When Albert Einstein signed Leo Szilard’s fateful letter requesting the US president to be proactive with the experiments on atomic energy, little did he know that he had sealed the fate of Hiroshima and Nagasaki. After learning about the destruction of the two Japanese cities, Einstein said he regretted signing the letter. “Had I known that the Germans would not succeed in developing an atomic bomb, I would have done nothing,” he said. The world has come a long way since then. The war has shifted to different frontiers. The strategies are now more software-oriented. Artificial Intelligence has become a crucial part of defence budgets of countries like the US and China. 

High-speed internet, advancement of semiconductor chips and the race to AI supremacy have contributed to the rise in AI research. If OpenAI releases a billion-parameter large language model, Google dials up its model’s parameters to the trillion mark. Language model GPT-3 had the whole world hooked. Scores of articles were written announcing AI’s ascent. Then came the dissenters. They objected to many things, including the environmental impacts of running large models, replicability and ownership. 

For instance, the researchers from Center on Terrorism, Extremism, and Counterterrorism (CTEC) warned of the many dangers of GPT-3. For example, it could be used for radicalising individuals. While OpenAI’s preventative measures are strong, the possibility of unregulated copycat technology represents a significant risk for large-scale online radicalisation. Governments should begin investing as soon as possible in shaping social norms, public policy, and educational initiatives to preempt an influx of machine-generated disinformation and propaganda. 

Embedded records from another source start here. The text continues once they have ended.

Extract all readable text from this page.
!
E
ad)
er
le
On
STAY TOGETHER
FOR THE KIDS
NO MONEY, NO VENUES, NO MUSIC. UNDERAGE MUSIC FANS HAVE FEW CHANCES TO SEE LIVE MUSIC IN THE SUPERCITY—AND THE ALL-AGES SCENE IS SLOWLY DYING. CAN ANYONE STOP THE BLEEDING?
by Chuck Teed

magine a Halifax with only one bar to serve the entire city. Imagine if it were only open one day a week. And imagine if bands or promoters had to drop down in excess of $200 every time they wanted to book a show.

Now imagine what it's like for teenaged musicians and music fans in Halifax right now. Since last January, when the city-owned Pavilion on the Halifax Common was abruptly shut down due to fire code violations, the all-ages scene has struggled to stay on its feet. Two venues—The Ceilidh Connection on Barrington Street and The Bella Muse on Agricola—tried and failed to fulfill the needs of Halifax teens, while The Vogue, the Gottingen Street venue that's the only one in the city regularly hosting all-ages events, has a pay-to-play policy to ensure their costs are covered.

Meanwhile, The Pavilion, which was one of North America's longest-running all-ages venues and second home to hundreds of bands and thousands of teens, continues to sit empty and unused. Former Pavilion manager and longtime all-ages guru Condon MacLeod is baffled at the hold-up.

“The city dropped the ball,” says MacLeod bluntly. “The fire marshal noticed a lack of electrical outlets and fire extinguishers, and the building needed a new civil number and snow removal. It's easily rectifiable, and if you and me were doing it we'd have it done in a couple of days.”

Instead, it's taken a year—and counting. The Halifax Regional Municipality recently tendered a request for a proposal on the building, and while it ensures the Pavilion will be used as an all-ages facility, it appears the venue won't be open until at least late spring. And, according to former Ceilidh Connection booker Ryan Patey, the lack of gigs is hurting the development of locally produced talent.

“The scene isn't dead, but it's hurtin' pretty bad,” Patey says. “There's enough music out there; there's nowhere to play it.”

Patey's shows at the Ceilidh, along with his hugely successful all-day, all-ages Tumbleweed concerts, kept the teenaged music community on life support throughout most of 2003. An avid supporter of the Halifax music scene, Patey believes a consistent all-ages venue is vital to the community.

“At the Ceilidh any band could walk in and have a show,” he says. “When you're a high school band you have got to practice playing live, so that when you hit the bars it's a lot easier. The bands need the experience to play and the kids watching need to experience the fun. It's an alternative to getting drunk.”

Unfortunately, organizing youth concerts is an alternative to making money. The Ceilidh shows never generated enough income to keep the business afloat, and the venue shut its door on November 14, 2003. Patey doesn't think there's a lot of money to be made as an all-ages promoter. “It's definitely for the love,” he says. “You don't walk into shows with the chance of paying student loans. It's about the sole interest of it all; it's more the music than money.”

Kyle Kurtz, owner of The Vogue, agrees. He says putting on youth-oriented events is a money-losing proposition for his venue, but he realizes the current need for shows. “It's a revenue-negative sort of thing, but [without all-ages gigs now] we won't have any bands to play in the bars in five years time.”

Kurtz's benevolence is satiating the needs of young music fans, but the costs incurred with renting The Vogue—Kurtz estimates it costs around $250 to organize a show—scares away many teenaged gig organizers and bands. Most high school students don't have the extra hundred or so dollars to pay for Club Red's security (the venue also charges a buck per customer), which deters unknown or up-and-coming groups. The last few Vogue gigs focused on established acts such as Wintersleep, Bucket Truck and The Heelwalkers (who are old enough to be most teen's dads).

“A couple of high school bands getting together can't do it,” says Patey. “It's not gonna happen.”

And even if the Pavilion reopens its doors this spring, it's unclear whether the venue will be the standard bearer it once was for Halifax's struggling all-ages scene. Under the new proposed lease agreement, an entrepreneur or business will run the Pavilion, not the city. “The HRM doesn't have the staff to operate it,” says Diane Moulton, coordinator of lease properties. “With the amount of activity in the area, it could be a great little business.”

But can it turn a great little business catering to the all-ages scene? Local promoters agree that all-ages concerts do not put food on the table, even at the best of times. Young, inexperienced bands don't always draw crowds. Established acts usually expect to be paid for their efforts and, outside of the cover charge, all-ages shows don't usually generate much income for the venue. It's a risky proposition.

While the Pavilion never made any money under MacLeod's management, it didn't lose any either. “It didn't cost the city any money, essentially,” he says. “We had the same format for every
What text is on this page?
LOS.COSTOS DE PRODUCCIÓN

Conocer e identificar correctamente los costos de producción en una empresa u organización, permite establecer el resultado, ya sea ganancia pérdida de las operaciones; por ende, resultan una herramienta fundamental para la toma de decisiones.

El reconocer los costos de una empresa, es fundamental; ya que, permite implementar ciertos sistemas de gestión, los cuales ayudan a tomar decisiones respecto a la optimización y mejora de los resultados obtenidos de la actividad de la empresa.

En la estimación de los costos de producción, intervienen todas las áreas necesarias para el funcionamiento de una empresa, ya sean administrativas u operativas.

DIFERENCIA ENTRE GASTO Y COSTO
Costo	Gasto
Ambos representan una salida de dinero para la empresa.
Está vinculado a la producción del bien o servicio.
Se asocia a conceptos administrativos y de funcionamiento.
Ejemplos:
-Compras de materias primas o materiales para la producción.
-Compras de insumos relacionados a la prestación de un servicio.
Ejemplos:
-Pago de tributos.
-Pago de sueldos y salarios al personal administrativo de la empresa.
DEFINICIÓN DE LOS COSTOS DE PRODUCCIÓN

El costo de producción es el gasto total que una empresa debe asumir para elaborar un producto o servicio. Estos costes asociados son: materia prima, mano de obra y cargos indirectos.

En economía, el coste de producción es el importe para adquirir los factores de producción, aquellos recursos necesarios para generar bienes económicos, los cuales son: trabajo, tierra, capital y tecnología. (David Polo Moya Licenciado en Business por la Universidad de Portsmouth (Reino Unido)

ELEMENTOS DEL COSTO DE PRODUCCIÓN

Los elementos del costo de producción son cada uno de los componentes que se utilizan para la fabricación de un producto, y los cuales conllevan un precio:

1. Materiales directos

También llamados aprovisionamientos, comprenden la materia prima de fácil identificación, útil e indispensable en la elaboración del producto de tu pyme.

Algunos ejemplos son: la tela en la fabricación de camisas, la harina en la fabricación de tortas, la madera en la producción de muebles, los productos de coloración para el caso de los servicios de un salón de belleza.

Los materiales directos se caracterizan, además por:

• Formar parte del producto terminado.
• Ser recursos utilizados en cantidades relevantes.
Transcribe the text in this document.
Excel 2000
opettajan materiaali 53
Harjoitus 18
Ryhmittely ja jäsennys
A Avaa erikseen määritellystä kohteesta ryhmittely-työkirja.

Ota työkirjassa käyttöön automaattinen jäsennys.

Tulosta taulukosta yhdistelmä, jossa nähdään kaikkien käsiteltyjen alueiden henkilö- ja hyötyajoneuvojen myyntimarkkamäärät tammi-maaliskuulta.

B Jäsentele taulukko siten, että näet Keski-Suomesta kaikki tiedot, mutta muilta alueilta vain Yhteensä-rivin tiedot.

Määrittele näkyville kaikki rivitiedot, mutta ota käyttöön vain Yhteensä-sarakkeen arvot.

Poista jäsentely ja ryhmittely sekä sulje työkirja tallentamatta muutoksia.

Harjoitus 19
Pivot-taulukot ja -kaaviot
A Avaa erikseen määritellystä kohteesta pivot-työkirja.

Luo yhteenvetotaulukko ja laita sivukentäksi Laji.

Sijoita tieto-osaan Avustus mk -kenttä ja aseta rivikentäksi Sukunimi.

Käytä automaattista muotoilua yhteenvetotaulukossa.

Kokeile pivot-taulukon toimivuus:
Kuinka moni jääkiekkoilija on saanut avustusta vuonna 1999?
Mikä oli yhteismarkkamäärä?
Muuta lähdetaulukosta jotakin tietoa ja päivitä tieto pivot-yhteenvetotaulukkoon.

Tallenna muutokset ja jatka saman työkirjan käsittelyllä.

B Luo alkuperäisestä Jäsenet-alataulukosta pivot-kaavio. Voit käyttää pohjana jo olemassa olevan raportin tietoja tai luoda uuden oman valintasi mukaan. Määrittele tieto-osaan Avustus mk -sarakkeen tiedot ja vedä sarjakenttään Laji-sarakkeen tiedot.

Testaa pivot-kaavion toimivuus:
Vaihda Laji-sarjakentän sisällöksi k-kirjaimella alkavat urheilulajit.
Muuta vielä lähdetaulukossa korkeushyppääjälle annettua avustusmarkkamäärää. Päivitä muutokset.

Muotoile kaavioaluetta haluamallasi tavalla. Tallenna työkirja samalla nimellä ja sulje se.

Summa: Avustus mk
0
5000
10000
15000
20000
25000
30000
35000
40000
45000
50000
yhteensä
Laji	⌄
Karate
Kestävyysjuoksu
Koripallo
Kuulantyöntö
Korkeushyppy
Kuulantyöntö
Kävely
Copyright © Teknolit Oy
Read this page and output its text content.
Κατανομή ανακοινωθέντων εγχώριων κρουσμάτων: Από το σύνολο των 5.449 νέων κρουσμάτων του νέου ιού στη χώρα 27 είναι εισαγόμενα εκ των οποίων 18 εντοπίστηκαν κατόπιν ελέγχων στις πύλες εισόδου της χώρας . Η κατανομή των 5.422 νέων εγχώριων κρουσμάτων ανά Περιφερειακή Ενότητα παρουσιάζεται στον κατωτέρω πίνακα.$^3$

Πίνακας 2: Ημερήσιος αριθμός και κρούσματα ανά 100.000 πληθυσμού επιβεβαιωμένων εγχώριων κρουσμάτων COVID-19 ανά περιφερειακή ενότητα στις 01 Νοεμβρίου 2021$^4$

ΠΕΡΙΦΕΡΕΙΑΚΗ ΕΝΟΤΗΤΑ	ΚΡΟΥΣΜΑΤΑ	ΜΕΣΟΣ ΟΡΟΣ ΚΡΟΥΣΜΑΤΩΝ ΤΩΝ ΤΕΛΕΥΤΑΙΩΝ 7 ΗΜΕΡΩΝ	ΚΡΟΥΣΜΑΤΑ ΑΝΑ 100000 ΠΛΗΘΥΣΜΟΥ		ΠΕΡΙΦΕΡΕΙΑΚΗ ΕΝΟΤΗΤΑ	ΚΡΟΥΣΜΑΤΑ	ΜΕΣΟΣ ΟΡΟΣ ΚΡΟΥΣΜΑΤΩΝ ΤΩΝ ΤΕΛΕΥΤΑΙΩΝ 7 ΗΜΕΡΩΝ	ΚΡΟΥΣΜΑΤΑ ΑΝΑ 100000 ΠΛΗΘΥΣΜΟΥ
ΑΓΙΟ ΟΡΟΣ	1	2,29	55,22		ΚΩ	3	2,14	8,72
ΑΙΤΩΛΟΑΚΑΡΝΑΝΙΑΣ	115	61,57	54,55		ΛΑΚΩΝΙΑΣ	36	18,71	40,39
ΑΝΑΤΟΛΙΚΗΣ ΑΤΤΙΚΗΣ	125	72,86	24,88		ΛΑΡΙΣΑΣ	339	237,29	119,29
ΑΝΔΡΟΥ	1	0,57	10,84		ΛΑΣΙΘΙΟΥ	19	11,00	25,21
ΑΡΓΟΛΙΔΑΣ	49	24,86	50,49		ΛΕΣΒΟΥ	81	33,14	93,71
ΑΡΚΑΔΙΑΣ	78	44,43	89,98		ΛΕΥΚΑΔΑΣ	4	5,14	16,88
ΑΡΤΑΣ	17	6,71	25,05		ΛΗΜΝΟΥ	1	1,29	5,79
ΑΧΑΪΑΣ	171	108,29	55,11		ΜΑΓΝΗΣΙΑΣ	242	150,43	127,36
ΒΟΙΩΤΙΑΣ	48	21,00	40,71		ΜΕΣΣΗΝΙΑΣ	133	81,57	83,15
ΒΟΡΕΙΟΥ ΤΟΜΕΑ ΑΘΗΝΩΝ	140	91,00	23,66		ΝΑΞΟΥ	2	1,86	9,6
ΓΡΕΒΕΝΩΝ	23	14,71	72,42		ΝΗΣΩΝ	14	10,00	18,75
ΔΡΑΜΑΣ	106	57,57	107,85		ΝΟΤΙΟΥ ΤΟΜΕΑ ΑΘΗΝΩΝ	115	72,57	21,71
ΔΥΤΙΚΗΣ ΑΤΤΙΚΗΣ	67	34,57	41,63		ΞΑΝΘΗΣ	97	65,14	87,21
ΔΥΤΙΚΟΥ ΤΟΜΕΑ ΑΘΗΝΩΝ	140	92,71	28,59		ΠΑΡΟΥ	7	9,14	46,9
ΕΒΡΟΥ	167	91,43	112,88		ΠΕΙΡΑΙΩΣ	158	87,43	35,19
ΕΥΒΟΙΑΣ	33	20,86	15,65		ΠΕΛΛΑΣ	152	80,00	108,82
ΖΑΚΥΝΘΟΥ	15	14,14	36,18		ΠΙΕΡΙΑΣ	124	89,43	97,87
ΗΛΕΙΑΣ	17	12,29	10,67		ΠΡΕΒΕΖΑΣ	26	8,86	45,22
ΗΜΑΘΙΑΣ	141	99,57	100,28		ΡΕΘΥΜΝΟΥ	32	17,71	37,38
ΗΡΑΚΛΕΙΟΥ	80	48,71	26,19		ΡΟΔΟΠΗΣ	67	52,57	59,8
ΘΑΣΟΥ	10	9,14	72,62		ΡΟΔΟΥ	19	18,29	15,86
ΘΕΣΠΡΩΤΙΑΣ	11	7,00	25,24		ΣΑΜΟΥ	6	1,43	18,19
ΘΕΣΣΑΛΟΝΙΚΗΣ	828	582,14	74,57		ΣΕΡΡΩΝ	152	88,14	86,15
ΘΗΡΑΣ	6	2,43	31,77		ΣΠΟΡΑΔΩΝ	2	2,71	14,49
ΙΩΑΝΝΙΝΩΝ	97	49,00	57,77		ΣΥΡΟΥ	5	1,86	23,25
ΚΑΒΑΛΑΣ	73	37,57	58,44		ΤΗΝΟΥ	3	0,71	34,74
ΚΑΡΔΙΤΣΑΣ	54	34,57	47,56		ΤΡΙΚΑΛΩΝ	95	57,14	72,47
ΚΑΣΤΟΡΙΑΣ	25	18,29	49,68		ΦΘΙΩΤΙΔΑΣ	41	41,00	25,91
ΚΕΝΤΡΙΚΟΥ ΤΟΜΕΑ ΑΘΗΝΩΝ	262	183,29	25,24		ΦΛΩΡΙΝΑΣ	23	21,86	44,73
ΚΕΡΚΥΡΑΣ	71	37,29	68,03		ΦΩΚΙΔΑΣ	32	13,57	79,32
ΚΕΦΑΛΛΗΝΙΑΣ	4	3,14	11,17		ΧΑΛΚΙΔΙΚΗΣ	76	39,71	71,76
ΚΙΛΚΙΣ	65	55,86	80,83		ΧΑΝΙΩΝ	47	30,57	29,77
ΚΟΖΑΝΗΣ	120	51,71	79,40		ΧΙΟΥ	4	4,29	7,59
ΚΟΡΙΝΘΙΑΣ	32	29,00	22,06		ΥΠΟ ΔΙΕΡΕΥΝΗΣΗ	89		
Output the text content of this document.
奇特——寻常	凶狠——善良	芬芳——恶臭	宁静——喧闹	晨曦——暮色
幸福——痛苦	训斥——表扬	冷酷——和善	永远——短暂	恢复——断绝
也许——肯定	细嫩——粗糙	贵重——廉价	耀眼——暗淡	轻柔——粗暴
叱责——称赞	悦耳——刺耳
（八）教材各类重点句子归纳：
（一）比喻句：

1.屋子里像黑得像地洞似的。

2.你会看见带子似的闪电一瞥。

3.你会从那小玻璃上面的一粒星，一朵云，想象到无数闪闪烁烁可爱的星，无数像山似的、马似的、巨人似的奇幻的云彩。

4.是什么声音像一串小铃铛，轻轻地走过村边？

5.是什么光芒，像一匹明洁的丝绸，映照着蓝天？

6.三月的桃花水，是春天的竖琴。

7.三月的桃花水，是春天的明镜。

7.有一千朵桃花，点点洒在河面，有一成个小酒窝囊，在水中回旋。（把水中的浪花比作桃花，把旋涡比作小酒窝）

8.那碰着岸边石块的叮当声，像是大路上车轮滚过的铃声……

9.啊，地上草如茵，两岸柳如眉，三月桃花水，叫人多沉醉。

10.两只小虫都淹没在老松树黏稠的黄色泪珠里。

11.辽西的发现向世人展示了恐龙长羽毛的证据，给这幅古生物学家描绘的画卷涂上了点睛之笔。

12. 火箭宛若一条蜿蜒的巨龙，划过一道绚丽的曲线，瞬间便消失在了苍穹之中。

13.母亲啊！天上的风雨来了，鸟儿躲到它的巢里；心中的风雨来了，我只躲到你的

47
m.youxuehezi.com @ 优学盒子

“GPT-3 has the potential to advance both the beneficial and harmful applications of language models.”

OpenAI

The team who developed GPT-3 explained the harmful effects of GPT-3 in their paper. According to the OpenAI researchers, the high-quality text generating capabilities of GPT-3 can make it challenging to distinguish synthetic text from the human-generated text. They said the malicious uses of language models are difficult to anticipate. The team listed following misuses:

  • Spam & phishing 
  • Fraudulent academic essay writing 
  • Abuse of legal and governmental processes
  • Social engineering

Before GPT-3 hogged the limelight, the world was both in awe and terrified by the possibilities of Deep Fake. Deep Fakes can be used to generate painting, morph images, videos and can even pose a threat to national security. The disadvantages outweigh the advantages.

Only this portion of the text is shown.